Childhood poverty can harm entire communities, and generations as well
AP Photo/Patrick Semansky

The future of children growing up in poverty is bleak in many ways. Such children are at risk for poor health, low educational achievement, teen pregnancy and remaining impoverished as adults.

Although their families may spend a greater portion of their income on housing, they are less likely than children from more affluent families to have safe, adequate housing, and they may move often. They also are likely to live in poorer neighborhoods and to be acquainted with fewer people who are economically stable.

In short, they face significant disadvantages, and those disadvantages can be tracked, although not neatly, along racial and ethnic lines.

According to the 2017 Kids Count report, 11.5 percent of La Plata County’s children live in poverty, better than the statewide average of 14.8 percent. Kids Count is a publication of the Colorado Children’s Campaign, which tracks state and county-level data on child wellbeing.

In Montezuma County, 28.7 percent of children live in poverty; in Dolores County, the rate is 22.4 percent. That affects all of Southwest Colorado.
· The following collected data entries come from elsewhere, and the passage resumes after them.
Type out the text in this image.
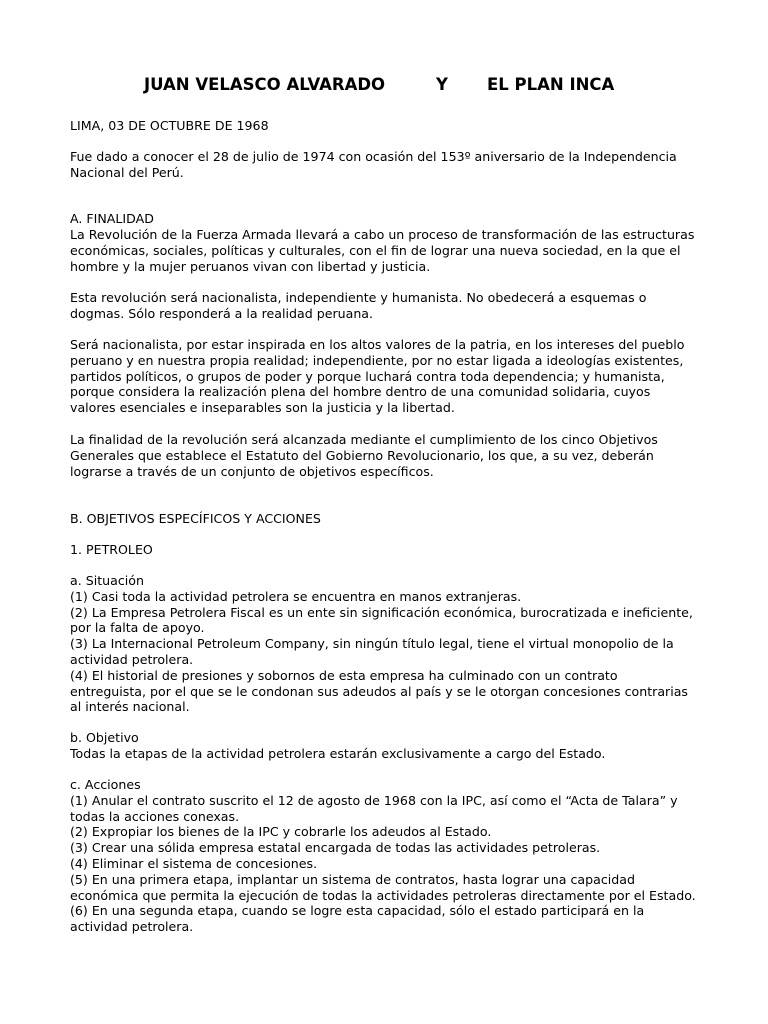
JUAN VELASCO ALVARADO	Y EL PLAN INCA
LIMA, 03 DE OCTUBRE DE 1968
Fue dado a conocer el 28 de julio de 1974 con ocasión del 153º aniversario de la Independencia
Nacional del Perú.
A. FINALIDAD
La Revolución de la Fuerza Armada llevará a cabo un proceso de transformación de las estructuras
económicas, sociales, políticas y culturales, con el fin de lograr una nueva sociedad, en la que el
hombre y la mujer peruanos vivan con libertad y justicia.
Esta revolución será nacionalista, independiente y humanista. No obedecerá a esquemas o
dogmas. Sólo responderá a la realidad peruana.
Será nacionalista, por estar inspirada en los altos valores de la patria, en los intereses del pueblo
peruano y en nuestra propia realidad; independiente, por no estar ligada a ideologías existentes,
partidos políticos, o grupos de poder y porque luchará contra toda dependencia; y humanista,
porque considera la realización plena del hombre dentro de una comunidad solidaria, cuyos
valores esenciales e inseparables son la justicia y la libertad.
La finalidad de la revolución será alcanzada mediante el cumplimiento de los cinco Objetivos
Generales que establece el Estatuto del Gobierno Revolucionario, los que, a su vez, deberán
lograrse a través de un conjunto de objetivos específicos.
B. OBJETIVOS ESPECÍFICOS Y ACCIONES
1. PETROLEO
a. Situación
(1) Casi toda la actividad petrolera se encuentra en manos extranjeras.
(2) La Empresa Petrolera Fiscal es un ente sin significación económica, burocratizada e ineficiente,
por la falta de apoyo.
(3) La Internacional Petroleum Company, sin ningún título legal, tiene el virtual monopolio de la
actividad petrolera.
(4) El historial de presiones y sobornos de esta empresa ha culminado con un contrato
entreguista, por el que se le condonan sus adeudos al país y se le otorgan concesiones contrarias
al interés nacional.
b. Objetivo
Todas la etapas de la actividad petrolera estarán exclusivamente a cargo del Estado.
c. Acciones
(1) Anular el contrato suscrito el 12 de agosto de 1968 con la IPC, así como el “Acta de Talara” y
todas la acciones conexas.
(2) Expropiar los bienes de la IPC y cobrarle los adeudos al Estado.
(3) Crear una sólida empresa estatal encargada de todas las actividades petroleras.
(4) Eliminar el sistema de concesiones.
(5) En una primera etapa, implantar un sistema de contratos, hasta lograr una capacidad
económica que permita la ejecución de todas la actividades petroleras directamente por el Estado.
(6) En una segunda etapa, cuando se logre esta capacidad, sólo el estado participará en la
actividad petrolera.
Children are not responsible for their economic circumstances, and they have little ability to rise above those limitations until they reach young adulthood themselves. Enabling them to eat free lunches, while certainly important, doesn’t necessarily help launch them into a brighter future. For that to happen, families and communities need to work together.

The puzzle has many pieces. Parents have to do much of the heavy lifting, but they depend on living-wage jobs, affordable housing, parenting education, high-quality affordable child care and early-childhood programs. They also need support and encouragement for education, access to healthcare, fair law enforcement and judicial systems, opportunities for new experiences, scholarships for further education and much more. Strong schools are a front-line resource.

La Plata County’s rate of childhood poverty is relatively low compared to most of the state, but it’s still higher than it should be. These children and their situations must not be allowed to become invisible to the rest of the population. The perpetuation of intergenerational poverty is harmful for the entire community.

Childhood poverty harms the entire community, and the community benefits from helping to solve the problem.